Parsing date and time format - Bash

Question

I have date and time format like this(yearmonthday):

20141105 11:30:00

I need assignment year, month, day, hour and minute values to variable.

I can do it year, day and hour like this:

year=$(awk '{print $1}' log.log | sed 's/^\(....\).*/\1/')
day=$(awk '{print $1}' log.log | sed 's/^.*\(..\).*/\1/')  
hour=$(awk '{print $2}' log.log | sed 's/^\(..\).*/\1/')  

How can I do this for month and minute?

--

And I need that every line of my log file:

20141105 11:30:00 /bla/text.1
20141105 11:35:00 /bla/text.2
20141105 11:40:00 /bla/text.3
.... 

I'm trying read line by line this log file and do this:

mkdir -p "/bla/backup/$year/$month/$day/$hour/$minute"
mv $file "/bla/backup/$year/$month/$day/$hour/$minute"

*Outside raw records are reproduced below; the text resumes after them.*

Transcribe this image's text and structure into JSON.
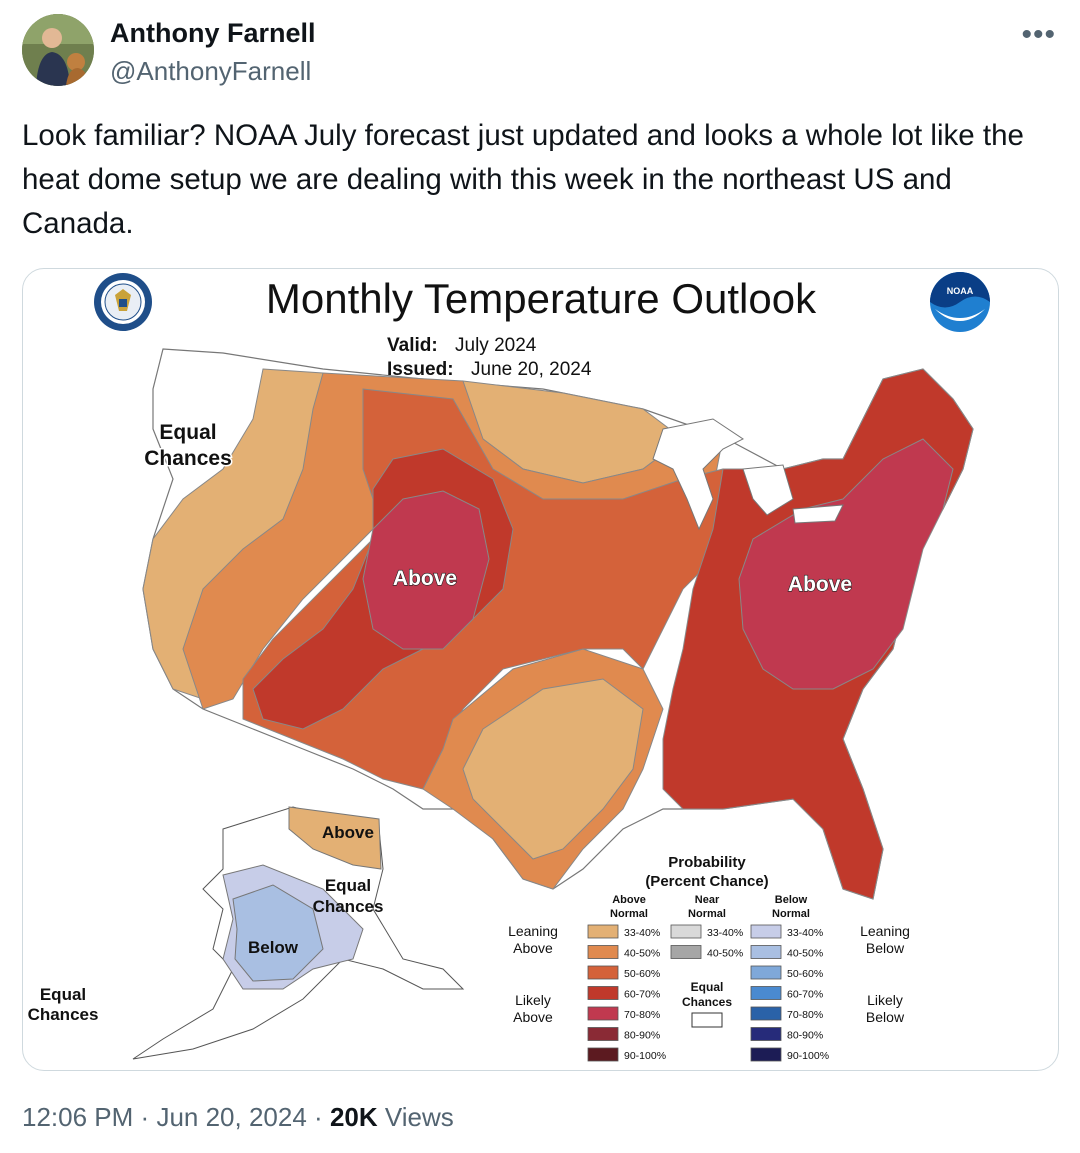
{
  "author": {
    "name": "Anthony Farnell",
    "handle": "@AnthonyFarnell"
  },
  "more_icon": "ellipsis-icon",
  "tweet": {
    "text": "Look familiar? NOAA July forecast just updated and looks a whole lot like the heat dome setup we are dealing with this week in the northeast US and Canada."
  },
  "map": {
    "title": "Monthly Temperature Outlook",
    "valid_label": "Valid:",
    "valid_value": "July 2024",
    "issued_label": "Issued:",
    "issued_value": "June 20, 2024",
    "region_labels": {
      "equal_chances_west_1": "Equal",
      "equal_chances_west_2": "Chances",
      "above_west": "Above",
      "above_east": "Above",
      "alaska_above": "Above",
      "alaska_equal_1": "Equal",
      "alaska_equal_2": "Chances",
      "alaska_below": "Below",
      "alaska_equal_sw_1": "Equal",
      "alaska_equal_sw_2": "Chances"
    },
    "colors": {
      "above_33_40": "#e3b074",
      "above_40_50": "#e08a4f",
      "above_50_60": "#d4623a",
      "above_60_70": "#c0392b",
      "above_70_80": "#c0394f",
      "above_80_90": "#8a2a35",
      "above_90_100": "#5c1a20",
      "near_33_40": "#d9d9d9",
      "near_40_50": "#a6a6a6",
      "below_33_40": "#c7cde8",
      "below_40_50": "#a9bfe2",
      "below_50_60": "#7fa8d9",
      "below_60_70": "#4a8ad0",
      "below_70_80": "#2a62a8",
      "below_80_90": "#262b7a",
      "below_90_100": "#1c1c55"
    },
    "legend": {
      "title_1": "Probability",
      "title_2": "(Percent Chance)",
      "above_head_1": "Above",
      "above_head_2": "Normal",
      "near_head_1": "Near",
      "near_head_2": "Normal",
      "below_head_1": "Below",
      "below_head_2": "Normal",
      "leaning_above_1": "Leaning",
      "leaning_above_2": "Above",
      "leaning_below_1": "Leaning",
      "leaning_below_2": "Below",
      "likely_above_1": "Likely",
      "likely_above_2": "Above",
      "likely_below_1": "Likely",
      "likely_below_2": "Below",
      "equal_1": "Equal",
      "equal_2": "Chances",
      "above_ranges": [
        "33-40%",
        "40-50%",
        "50-60%",
        "60-70%",
        "70-80%",
        "80-90%",
        "90-100%"
      ],
      "near_ranges": [
        "33-40%",
        "40-50%"
      ],
      "below_ranges": [
        "33-40%",
        "40-50%",
        "50-60%",
        "60-70%",
        "70-80%",
        "80-90%",
        "90-100%"
      ]
    },
    "logos": {
      "left": "commerce-seal-icon",
      "right": "noaa-logo-icon",
      "noaa_text": "NOAA"
    }
  },
  "meta": {
    "time": "12:06 PM",
    "separator": "·",
    "date": "Jun 20, 2024",
    "views_count": "20K",
    "views_label": "Views"
  }
}
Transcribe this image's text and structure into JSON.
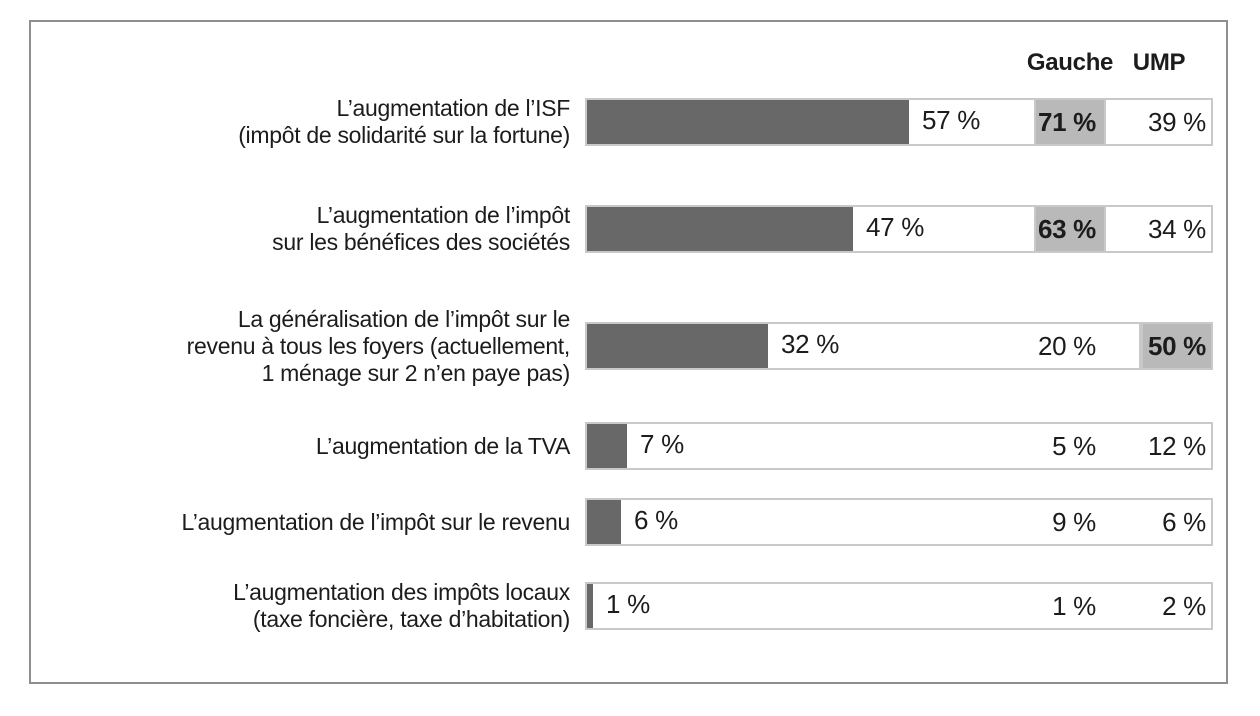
{
  "colors": {
    "bar_fill": "#686868",
    "highlight_bg": "#b9b9b9",
    "row_border": "#c9c9c9",
    "frame_border": "#8f8f8f",
    "text": "#1c1c1c"
  },
  "header": {
    "gauche": "Gauche",
    "ump": "UMP"
  },
  "rows": [
    {
      "label_lines": [
        "L’augmentation de l’ISF",
        "(impôt de solidarité sur la fortune)"
      ],
      "value": 57,
      "value_label": "57 %",
      "gauche_value": 71,
      "gauche_label": "71 %",
      "ump_value": 39,
      "ump_label": "39 %",
      "highlight": "gauche"
    },
    {
      "label_lines": [
        "L’augmentation de l’impôt",
        "sur les bénéfices des sociétés"
      ],
      "value": 47,
      "value_label": "47 %",
      "gauche_value": 63,
      "gauche_label": "63 %",
      "ump_value": 34,
      "ump_label": "34 %",
      "highlight": "gauche"
    },
    {
      "label_lines": [
        "La généralisation de l’impôt sur le",
        "revenu à tous les foyers (actuellement,",
        "1 ménage sur 2 n’en paye pas)"
      ],
      "value": 32,
      "value_label": "32 %",
      "gauche_value": 20,
      "gauche_label": "20 %",
      "ump_value": 50,
      "ump_label": "50 %",
      "highlight": "ump"
    },
    {
      "label_lines": [
        "L’augmentation de la TVA"
      ],
      "value": 7,
      "value_label": "7 %",
      "gauche_value": 5,
      "gauche_label": "5 %",
      "ump_value": 12,
      "ump_label": "12 %",
      "highlight": null
    },
    {
      "label_lines": [
        "L’augmentation de l’impôt sur le revenu"
      ],
      "value": 6,
      "value_label": "6 %",
      "gauche_value": 9,
      "gauche_label": "9 %",
      "ump_value": 6,
      "ump_label": "6 %",
      "highlight": null
    },
    {
      "label_lines": [
        "L’augmentation des impôts locaux",
        "(taxe foncière, taxe d’habitation)"
      ],
      "value": 1,
      "value_label": "1 %",
      "gauche_value": 1,
      "gauche_label": "1 %",
      "ump_value": 2,
      "ump_label": "2 %",
      "highlight": null
    }
  ],
  "chart_data": {
    "type": "bar",
    "orientation": "horizontal",
    "unit": "%",
    "categories": [
      "L’augmentation de l’ISF (impôt de solidarité sur la fortune)",
      "L’augmentation de l’impôt sur les bénéfices des sociétés",
      "La généralisation de l’impôt sur le revenu à tous les foyers (actuellement, 1 ménage sur 2 n’en paye pas)",
      "L’augmentation de la TVA",
      "L’augmentation de l’impôt sur le revenu",
      "L’augmentation des impôts locaux (taxe foncière, taxe d’habitation)"
    ],
    "series": [
      {
        "name": "",
        "values": [
          57,
          47,
          32,
          7,
          6,
          1
        ]
      },
      {
        "name": "Gauche",
        "values": [
          71,
          63,
          20,
          5,
          9,
          1
        ]
      },
      {
        "name": "UMP",
        "values": [
          39,
          34,
          50,
          12,
          6,
          2
        ]
      }
    ],
    "highlighted_cells": [
      {
        "row": 0,
        "column": "Gauche",
        "value": 71
      },
      {
        "row": 1,
        "column": "Gauche",
        "value": 63
      },
      {
        "row": 2,
        "column": "UMP",
        "value": 50
      }
    ],
    "xlim": [
      0,
      100
    ],
    "legend_position": "top-right-column-headers",
    "grid": false
  }
}
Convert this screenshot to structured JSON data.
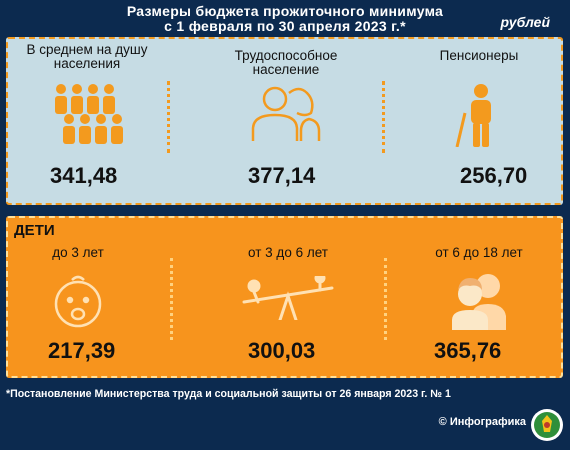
{
  "header": {
    "title_line1": "Размеры бюджета прожиточного минимума",
    "title_line2": "с 1 февраля по 30 апреля 2023 г.*",
    "unit": "рублей"
  },
  "adults": [
    {
      "label_line1": "В среднем на душу",
      "label_line2": "населения",
      "value": "341,48",
      "icon": "people-group-icon"
    },
    {
      "label_line1": "Трудоспособное",
      "label_line2": "население",
      "value": "377,14",
      "icon": "two-adults-icon"
    },
    {
      "label_line1": "Пенсионеры",
      "label_line2": "",
      "value": "256,70",
      "icon": "elderly-person-icon"
    }
  ],
  "children": {
    "heading": "ДЕТИ",
    "items": [
      {
        "label": "до 3 лет",
        "value": "217,39",
        "icon": "baby-face-icon"
      },
      {
        "label": "от 3 до 6 лет",
        "value": "300,03",
        "icon": "seesaw-icon"
      },
      {
        "label": "от 6 до 18 лет",
        "value": "365,76",
        "icon": "teenagers-icon"
      }
    ]
  },
  "footnote": "*Постановление Министерства труда и социальной защиты от 26 января 2023 г. № 1",
  "brand": "© Инфографика",
  "colors": {
    "background": "#0c2a4f",
    "top_panel": "#c6dce4",
    "bottom_panel": "#f7941d",
    "accent": "#f39a1e"
  }
}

Here is my not working code:

#!/bin/bash
LOG=/var/log/LOG

while read line
do

year=${line:0:4}
month=${line:4:2}
day=${line:6:2}
hour=${line:9:2}
minute=${line:12:2}
file=$(awk '{print $3}')

if [ -f "$file" ]; then

printf -v path "%s/%s/%s/%s/%s" $year $month $day $hour $minute
mkdir -p "/bla/backup/$path"
mv $file "/bla/backup/$path"

fi
done < $LOG

Answer 1

I wrote a function that I usually cut and paste into my script files

function getdate()
{
  local a
  a=(`date "+%Y %m %d %H %M %S" | sed -e 's/ / /'`)
  year=${a[0]}
  month=${a[1]}
  day=${a[2]}
  hour=${a[3]}
  minute=${a[4]}
  sec=${a[5]}
}

in the script file, on a line of it's own

getdate

echo "year=$year,month=$month,day=$day,hour=$hour,minute=$minute,second=$sec"

Of course, you can modify what I provided or use answer [6] above. The function takes no arguments.

Answer 2

You don't need to call out to awk to date at all, use bash's substring operations

d="20141105 11:30:00"
yr=${d:0:4}
mo=${d:4:2}
dy=${d:6:2}
hr=${d:9:2}
mi=${d:12:2}
printf -v dir "/bla/%s/%s/%s/%s/%s/\n" $yr $mo $dy $hr $mi
echo "$dir"

/bla/2014/11/05/11/30/

Or directly, without all the variables.

printf -v dir "/bla/%s/%s/%s/%s/%s/\n" ${d:0:4} ${d:4:2} ${d:6:2} ${d:9:2} ${d:12:2}

---

Given your log file:

while read -r date time file; do
    d="$date $time"
    printf -v dir "/bla/%s/%s/%s/%s/%s/\n" ${d:0:4} ${d:4:2} ${d:6:2} ${d:9:2} ${d:12:2}
    mkdir -p "$dir"
    mv "$file" "$dir"
done < filename

or, making a big assumption that there are no whitespace or globbing characters in your filenames:

sed -r 's#(....)(..)(..) (..):(..):.. (.*)#mv \6 /blah/\1/\2/\3/\4/\5#' | sh

Answer 3

eval "$( 
   echo '20141105 11:30:00' \
    | sed 'G;s/\(....\)\(..\)\(..\) \(..\):\(..\):\(..\) *\(.\)/Year=\1\7Month=\2\7Day=\3\7Hour=\4\7Min=\5\7Sec=\6/'
    )"

pass via a assignation string to evaluate. You could easily adapt to also check the content by replacing dot per more specific pattern like [0-5][0-9] for min and sec, ...

posix version so --posix on GNU sed

Answer 4

Don't repeat yourself.

d='20141105 11:30:00'
IFS=' ' read -r year month day min < <(date -d"$d" '+%Y %d %m %M')

echo "year: $year"
echo "month: $month"
echo "day: $day"
echo "min: $min"

The trick is to ask date to output the fields you want, separated by a character (here a space), to put this character in IFS and ask read to do the splitting for you. Like so, you're only executing date once and only spawn one subshell.

If the date comes from the first line of the file log.log, here's how you can assign it to the variable d:

IFS= read -r d < log.log

Answer 5

I guess you are processing the log file, which each line starts with the date string. You may have already written a loop to handle each line, in your loop, you could do:

d="$(awk '{print $1,$2}' <<<"$line")"
year=$(date -d"$d" +%Y)
month=$(date -d"$d" +%m)
day=$(date -d"$d" +%d)
min=$(date -d"$d" +%M)

Answer 6

You can use only one awk

month=$(awk '{print substr($1,5,2)}' log.log)
year=$(awk '{print substr($1,0,4)}' log.log)
minute=$(awk '{print substr($2,4,2)}' log.log)
etc

Answer 7

date command also do this work

#!/bin/bash
year=$(date  +'%Y' -d'20141105 11:30:00')
day=$(date  +'%d' -d'20141105 11:30:00')
month=$(date  +'%m' -d'20141105 11:30:00')
minutes=$(date  +'%M' -d'20141105 11:30:00')
echo  "$year---$day---$month---$minutes"